Kommt es bei dieser Lösung nicht stark auf den Classloader an?


----------



## JimPanse (24. Sep 2012)

Sym hat gesagt.:


> Kommt es bei dieser Lösung nicht stark auf den Classloader an?




Verstehe ich nicht?


----------



## Sym (30. Sep 2012)

Der Classloader im Enterprise-Server entscheidet doch, ob ((ParameterizedType)getClass().getGenericSuperclass()).getActualTypeArguments()[0]; ausgewertet werden kann.
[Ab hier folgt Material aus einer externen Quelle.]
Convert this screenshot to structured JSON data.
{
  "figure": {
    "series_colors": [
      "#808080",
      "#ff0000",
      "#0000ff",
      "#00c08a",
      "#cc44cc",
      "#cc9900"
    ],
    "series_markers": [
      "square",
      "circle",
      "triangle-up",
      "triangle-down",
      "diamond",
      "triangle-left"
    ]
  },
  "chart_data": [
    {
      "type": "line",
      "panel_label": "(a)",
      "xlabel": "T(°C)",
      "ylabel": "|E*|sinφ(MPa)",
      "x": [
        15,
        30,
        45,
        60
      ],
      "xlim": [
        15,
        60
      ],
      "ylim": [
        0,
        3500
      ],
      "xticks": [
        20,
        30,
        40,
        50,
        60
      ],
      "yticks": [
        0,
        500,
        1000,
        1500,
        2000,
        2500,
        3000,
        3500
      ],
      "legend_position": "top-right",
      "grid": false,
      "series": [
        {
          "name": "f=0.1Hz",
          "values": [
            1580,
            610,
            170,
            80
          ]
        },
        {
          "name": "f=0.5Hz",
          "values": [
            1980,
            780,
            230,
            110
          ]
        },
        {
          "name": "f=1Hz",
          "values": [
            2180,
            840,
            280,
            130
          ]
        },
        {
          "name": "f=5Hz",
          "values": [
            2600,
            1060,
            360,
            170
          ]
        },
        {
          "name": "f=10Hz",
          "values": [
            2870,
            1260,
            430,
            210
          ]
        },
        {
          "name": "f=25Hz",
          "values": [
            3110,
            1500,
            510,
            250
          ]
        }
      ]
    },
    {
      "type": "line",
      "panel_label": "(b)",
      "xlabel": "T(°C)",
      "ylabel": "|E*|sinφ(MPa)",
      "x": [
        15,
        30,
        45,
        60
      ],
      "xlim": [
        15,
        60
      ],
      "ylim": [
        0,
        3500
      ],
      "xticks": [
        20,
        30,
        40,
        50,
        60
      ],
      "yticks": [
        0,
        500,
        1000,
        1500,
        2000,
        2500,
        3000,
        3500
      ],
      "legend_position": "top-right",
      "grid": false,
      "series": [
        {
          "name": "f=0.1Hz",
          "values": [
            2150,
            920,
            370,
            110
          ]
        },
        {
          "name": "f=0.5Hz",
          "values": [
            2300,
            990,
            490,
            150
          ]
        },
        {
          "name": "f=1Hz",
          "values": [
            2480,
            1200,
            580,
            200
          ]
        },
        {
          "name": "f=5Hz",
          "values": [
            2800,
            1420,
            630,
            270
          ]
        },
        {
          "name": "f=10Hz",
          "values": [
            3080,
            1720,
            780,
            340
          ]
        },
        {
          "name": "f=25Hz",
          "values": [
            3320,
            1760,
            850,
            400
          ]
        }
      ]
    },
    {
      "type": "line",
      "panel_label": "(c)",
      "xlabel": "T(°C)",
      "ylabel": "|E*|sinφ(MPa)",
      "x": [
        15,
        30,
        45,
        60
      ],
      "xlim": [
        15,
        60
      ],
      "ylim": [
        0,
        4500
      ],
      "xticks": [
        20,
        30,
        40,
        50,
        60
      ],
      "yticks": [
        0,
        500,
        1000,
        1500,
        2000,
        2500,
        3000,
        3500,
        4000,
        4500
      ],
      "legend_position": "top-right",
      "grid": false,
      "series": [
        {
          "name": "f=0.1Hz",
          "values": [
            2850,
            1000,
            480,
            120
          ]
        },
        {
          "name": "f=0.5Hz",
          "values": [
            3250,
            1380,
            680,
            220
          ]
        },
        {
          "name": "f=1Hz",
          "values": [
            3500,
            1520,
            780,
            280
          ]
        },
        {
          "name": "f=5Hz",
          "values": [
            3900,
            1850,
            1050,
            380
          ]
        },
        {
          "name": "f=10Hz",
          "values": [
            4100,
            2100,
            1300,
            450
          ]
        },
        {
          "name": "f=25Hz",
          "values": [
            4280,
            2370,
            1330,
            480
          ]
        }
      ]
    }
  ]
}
Ich meine jedenfalls, dass dies nicht immer funktioniert.


----------



## moonermo (1. Okt 2012)

Hallo, sorry, dass ich mich jetzt erst melde
Ich habe die EJB jetzt doch als Stateless definiert und dem super-Klassen-Konstruktor die Class übergeben.
@Sym:
Das würde jedenfalls zu meinen Beobachtungen passen 

Danke td für eure Bemühungen


----------



## KSG9|sebastian (12. Okt 2012)

Ich frag mich eher was das für ein Design ist.
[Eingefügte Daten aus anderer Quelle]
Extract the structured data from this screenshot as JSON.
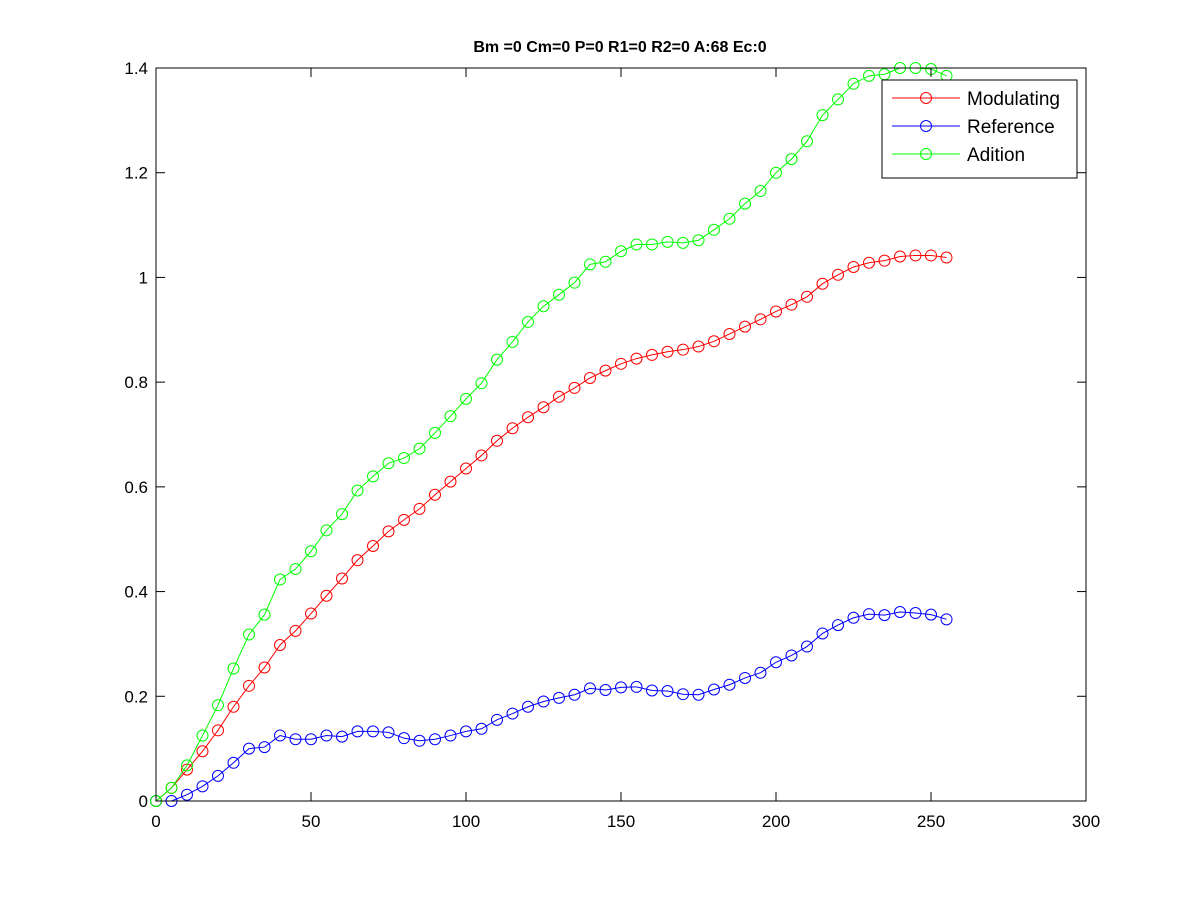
{
  "chart_data": {
    "type": "line",
    "title": "Bm =0  Cm=0  P=0  R1=0  R2=0  A:68  Ec:0",
    "xlabel": "",
    "ylabel": "",
    "xlim": [
      0,
      300
    ],
    "ylim": [
      0,
      1.4
    ],
    "xticks": [
      "0",
      "50",
      "100",
      "150",
      "200",
      "250",
      "300"
    ],
    "yticks": [
      "0",
      "0.2",
      "0.4",
      "0.6",
      "0.8",
      "1",
      "1.2",
      "1.4"
    ],
    "grid": false,
    "legend_position": "top-right",
    "marker": "circle",
    "x": [
      0,
      5,
      10,
      15,
      20,
      25,
      30,
      35,
      40,
      45,
      50,
      55,
      60,
      65,
      70,
      75,
      80,
      85,
      90,
      95,
      100,
      105,
      110,
      115,
      120,
      125,
      130,
      135,
      140,
      145,
      150,
      155,
      160,
      165,
      170,
      175,
      180,
      185,
      190,
      195,
      200,
      205,
      210,
      215,
      220,
      225,
      230,
      235,
      240,
      245,
      250,
      255
    ],
    "series": [
      {
        "name": "Modulating",
        "color": "#ff0000",
        "values": [
          0,
          0.025,
          0.06,
          0.095,
          0.135,
          0.18,
          0.22,
          0.255,
          0.298,
          0.325,
          0.358,
          0.392,
          0.425,
          0.46,
          0.487,
          0.515,
          0.537,
          0.558,
          0.585,
          0.61,
          0.635,
          0.66,
          0.688,
          0.712,
          0.733,
          0.752,
          0.772,
          0.789,
          0.808,
          0.822,
          0.835,
          0.845,
          0.852,
          0.858,
          0.862,
          0.868,
          0.878,
          0.892,
          0.906,
          0.92,
          0.935,
          0.948,
          0.963,
          0.988,
          1.005,
          1.02,
          1.028,
          1.032,
          1.04,
          1.042,
          1.042,
          1.038
        ]
      },
      {
        "name": "Reference",
        "color": "#0000ff",
        "values": [
          0,
          0.0,
          0.012,
          0.028,
          0.048,
          0.073,
          0.1,
          0.103,
          0.125,
          0.118,
          0.118,
          0.125,
          0.123,
          0.133,
          0.133,
          0.131,
          0.12,
          0.115,
          0.118,
          0.125,
          0.133,
          0.138,
          0.155,
          0.167,
          0.18,
          0.19,
          0.197,
          0.203,
          0.215,
          0.212,
          0.217,
          0.218,
          0.211,
          0.21,
          0.204,
          0.203,
          0.213,
          0.222,
          0.235,
          0.245,
          0.265,
          0.278,
          0.295,
          0.32,
          0.336,
          0.35,
          0.357,
          0.355,
          0.361,
          0.359,
          0.356,
          0.347
        ]
      },
      {
        "name": "Adition",
        "color": "#00ff00",
        "values": [
          0,
          0.025,
          0.068,
          0.125,
          0.183,
          0.253,
          0.318,
          0.356,
          0.423,
          0.443,
          0.477,
          0.517,
          0.548,
          0.593,
          0.62,
          0.645,
          0.655,
          0.673,
          0.703,
          0.735,
          0.768,
          0.798,
          0.843,
          0.877,
          0.915,
          0.945,
          0.967,
          0.99,
          1.025,
          1.03,
          1.05,
          1.063,
          1.063,
          1.068,
          1.066,
          1.071,
          1.091,
          1.112,
          1.141,
          1.165,
          1.2,
          1.226,
          1.26,
          1.31,
          1.34,
          1.37,
          1.385,
          1.388,
          1.4,
          1.4,
          1.398,
          1.385
        ]
      }
    ]
  }
}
Für jede persistente Klasse ein "Service", und jeder konkrete Service macht genau nicht's außer eine NamedQuery auszuführen (oder zwei NamedQuerys)? 

Der Sinn erschließt sich mir jedenfalls nicht so ganz warum man das so tut...aber mit dem letzten Kommentar über getParameter... scheint es ja zu tun


----------